Он взвывает, рот мой заполняет вкус крови, слишком солёной и горькой. Полос отдёргивает руку, и я мчусь к мальчикам и острым ножам. Они не обращают на меня внимания, зажимают в кольцо чертыхающегося посла. Я вижу выпирающие кости глазниц, крупные суставы стискивающих ножи пальцев. И вспоминаю бродячих собак в нашей старой провинции. Как голод создавал из них костлявых, свирепых, отчаянных существ. Монстров, которые не ведали страха.

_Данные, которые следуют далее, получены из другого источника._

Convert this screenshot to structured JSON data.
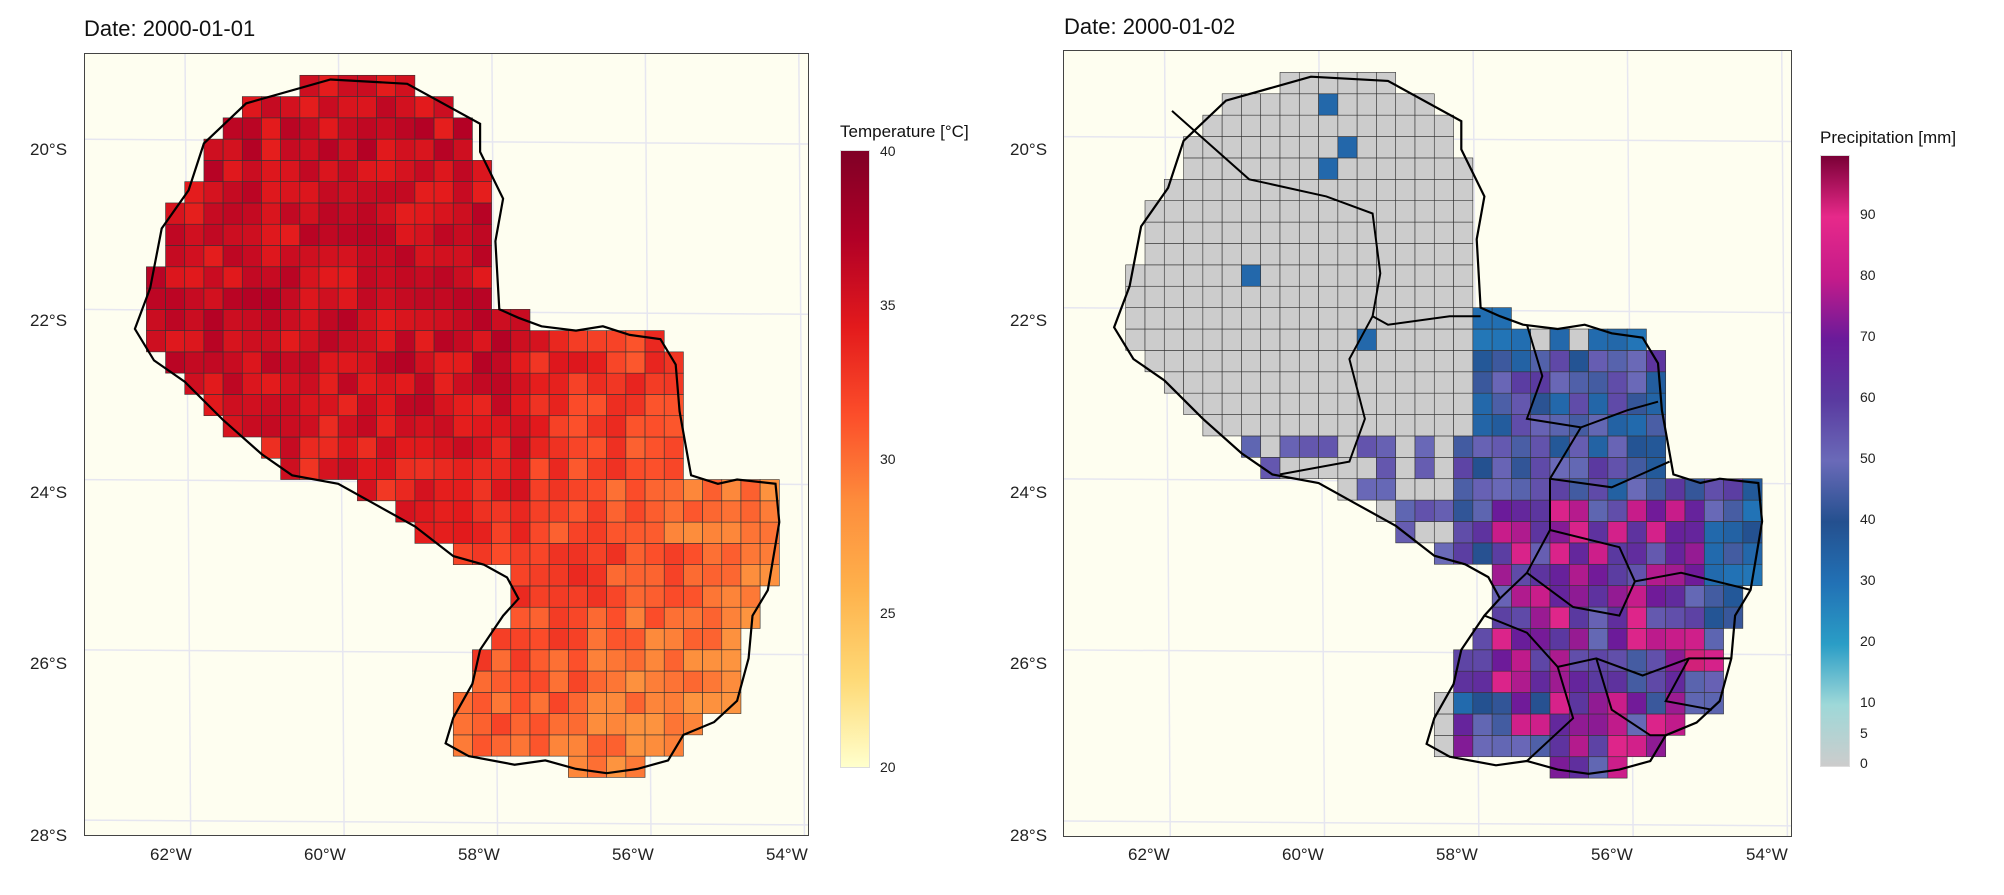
{
  "panels": [
    {
      "title": "Date: 2000-01-01",
      "variable": "temperature",
      "legend": {
        "title": "Temperature [°C]",
        "ticks": [
          "40",
          "35",
          "30",
          "25",
          "20"
        ],
        "min": 20,
        "max": 40,
        "colors": [
          "#ffffcc",
          "#fed976",
          "#feb24c",
          "#fd8d3c",
          "#fc4e2a",
          "#e31a1c",
          "#b10026",
          "#800026"
        ]
      }
    },
    {
      "title": "Date: 2000-01-02",
      "variable": "precipitation",
      "legend": {
        "title": "Precipitation [mm]",
        "ticks": [
          "90",
          "80",
          "70",
          "60",
          "50",
          "40",
          "30",
          "20",
          "10",
          "5",
          "0"
        ],
        "min": 0,
        "max": 100,
        "colors": [
          "#cccccc",
          "#9ed8d8",
          "#2a9dc6",
          "#2271b5",
          "#24508f",
          "#6a6ab8",
          "#5a3aa0",
          "#6a1b9a",
          "#c51b8a",
          "#e7298a",
          "#7a0036"
        ]
      }
    }
  ],
  "axes": {
    "y_labels": [
      "20°S",
      "22°S",
      "24°S",
      "26°S",
      "28°S"
    ],
    "x_labels": [
      "62°W",
      "60°W",
      "58°W",
      "56°W",
      "54°W"
    ]
  },
  "map_data": {
    "region": "Paraguay",
    "grid_resolution_deg": 0.25,
    "lon_range": [
      -63,
      -54
    ],
    "lat_range": [
      -28,
      -19
    ],
    "temperature_range_c": [
      28,
      39
    ],
    "precipitation_range_mm": [
      0,
      99
    ]
  },
  "colors": {
    "map_background": "#fefef0",
    "grid_line": "#e6e6f0",
    "cell_border": "#333333",
    "boundary": "#000000"
  }
}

Сестра хватает меня за руку и тянет. Мы бежим по улице, успевая ускользнуть в какой-то тёмный переулок, когда посол начинает кричать уже всерьёз.
И мне не жаль.
Иногда, когда ярость отца становилась совершенно неконтролируемой, а удары смертоносными, мы прятались. Цзин Линь всегда показывала путь: за дверь, мимо дерева гинкго, в огромный лабиринт рисовых полей. Мы по пояс заходили в воду, скользили, как змеи, живущие в этих длинных рядах зелени.
Сейчас у меня такое же ощущение. Только вместо рисовых полей у нас слизистые стены и груды мусора. Цзин Линь ныряет в такие проёмы, которые я даже не замечаю, пока она их не покажет. Настойчиво тянет меня за собой.
Когда мы останавливаемся, крики посла давно уже стихли. Цзин Линь тяжело дышит, гораздо тяжелее, чем должна, а с кончиков её волос, несмотря на холод, капает пот. Она не отпускает моей руки, крепко сжимая мой большой палец, – так же сестра цеплялась за меня, когда только училась ходить.
Мы замираем в далёком тёмном закутке и смотрим друг на друга. Безмолвно. Стоим, застыв в мгновении. Смотрим. Всеми силами пытаемся поверить.
– Мэй Йи, – выдыхает сестра моё имя и так крепко стискивает руку, словно никогда больше меня не отпустит. – Это я.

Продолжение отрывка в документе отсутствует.